Bu kabullenmeyle birlikte hem kutuplar arası rekabetin yaratacağı boşluklardan istifade etmek hem de kendi ulusal egemenlik kabiliyetimiz ile ısrarımızı rakip kutupların bize olan yaklaşımlarını etkilemekte kullanmak için yepyeni bir strateji icap ediyor.

Şu kesindir ki, bu süreçte, bilhassa da Türkiye işlevindeki ülkeler karşısında, neo-kolonyalizm kokan hiçbir siyaset tarzı (veya dili) müspet sonuç doğurmayacak ve topyekûn bir dirençle karşılanacaktır.

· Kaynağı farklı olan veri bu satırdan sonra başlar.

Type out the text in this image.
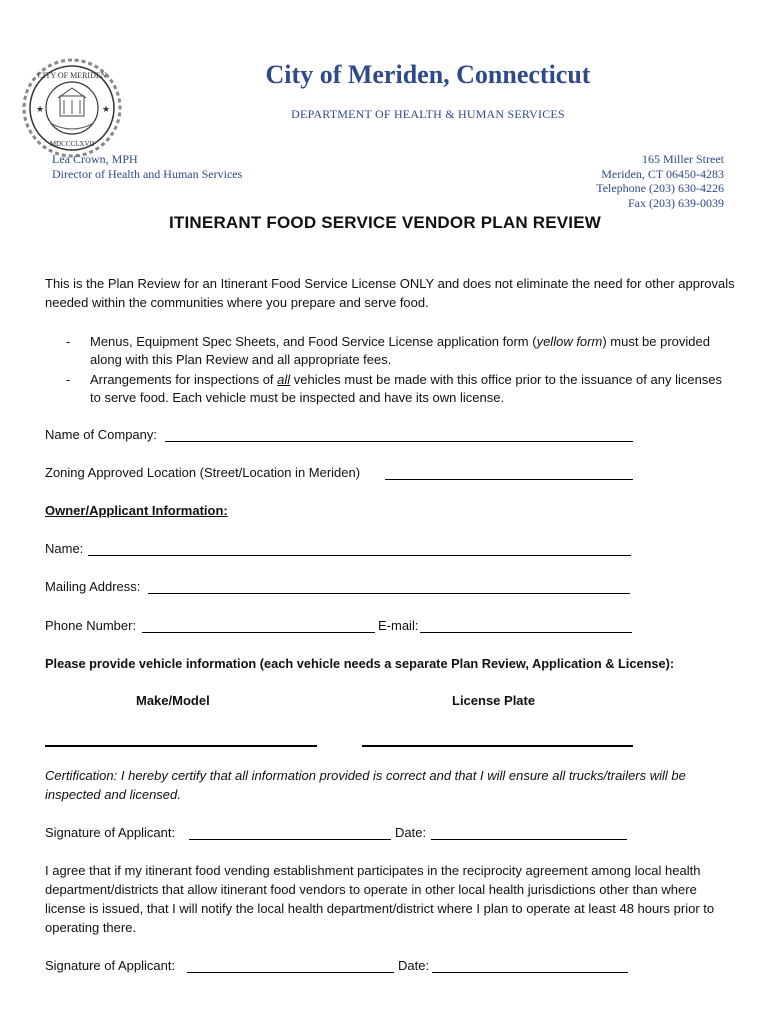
CITY OF MERIDEN
MDCCCLXVII
★	★
City of Meriden, Connecticut
DEPARTMENT OF HEALTH & HUMAN SERVICES
Lea Crown, MPH
Director of Health and Human Services
165 Miller Street
Meriden, CT 06450-4283
Telephone (203) 630-4226
Fax (203) 639-0039
ITINERANT FOOD SERVICE VENDOR PLAN REVIEW
This is the Plan Review for an Itinerant Food Service License ONLY and does not eliminate the need for other approvals needed within the communities where you prepare and serve food.
- Menus, Equipment Spec Sheets, and Food Service License application form (yellow form) must be provided along with this Plan Review and all appropriate fees.
- Arrangements for inspections of all vehicles must be made with this office prior to the issuance of any licenses to serve food. Each vehicle must be inspected and have its own license.
Name of Company:
Zoning Approved Location (Street/Location in Meriden)
Owner/Applicant Information:
Name:
Mailing Address:
Phone Number:	E-mail:
Please provide vehicle information (each vehicle needs a separate Plan Review, Application & License):
Make/Model	License Plate
Certification: I hereby certify that all information provided is correct and that I will ensure all trucks/trailers will be inspected and licensed.
Signature of Applicant:	Date:
I agree that if my itinerant food vending establishment participates in the reciprocity agreement among local health department/districts that allow itinerant food vendors to operate in other local health jurisdictions other than where license is issued, that I will notify the local health department/district where I plan to operate at least 48 hours prior to operating there.
Signature of Applicant:	Date:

Olumsuzlukların dağıtılması ve direncin yerini dostluğun, müttefikliğin alması ise ancak ulusun özgür egemenlik alanlarına azami saygıyla yaklaşılmasıyla mümkündür.

21'inci yüzyılın süper-emperyalistleri için - eski emperyalistlerin alıştıkları gibi- yalnızca "almak" bir seçenek değildir. Yeni şartlarda artık almak vermeye de bağlıdır. Rekabet seçenek, seçenek de müzakere marjı demektir.

Oysa doğaları (emperyalist karakterleri) gereği istisnasız bütün süper-emperyalizmler (kimisi devamlı kimisi de aralıklarla olmak üzere) neo-kolonyal üslûba başvuruyorlar.

Bu anlarda tutturulacak yegâne yol, neo-kolonyal metodolojinin mazlum ulusun özgür egemenlik iradesinin sert kayalarına çarpmasına müsaade etmektir.

Zira bu metot ancak bu gerekli ve kaçınılmaz çarpmalarla törpülenebilecektir. 

Süper-emperyalizmler de yeni kavrayışa ancak bu vesilelerle ulaşabilecekler. 

Özetle, kendini dev aynasında görmek ile hiçleştirmek arasında doğru, haysiyetli bir denge noktası vardır ki, Türkiye işte bu noktaya oturmalıdır.

Bu noktaya ulaşmak için ise öznesi ulusal egemenlik olan üretime ve sosyal dayanışmaya dayalı bir ekonomik paradigmanın, uyanık bir siyaset kurumunun ve elbette etkin bir savunma gücünün yanında bunlardan güç alacak kapsamlı bir diplomasi doktrini lazımdır.

Çok çetin geçeceği şimdiden belli olan "süper-emperyalizmler" çağında Türkiye'nin kendi ulusal egemenlik ilke ve pratiğiyle ayakta kalabilmesi, dahası ilerleyebilmesi işte bunlara bağlıdır.

 

 

*Bu makalede yer alan fikirler yazara aittir ve Independent Türkçe’nin editöryal politikasını yansıtmayabilir.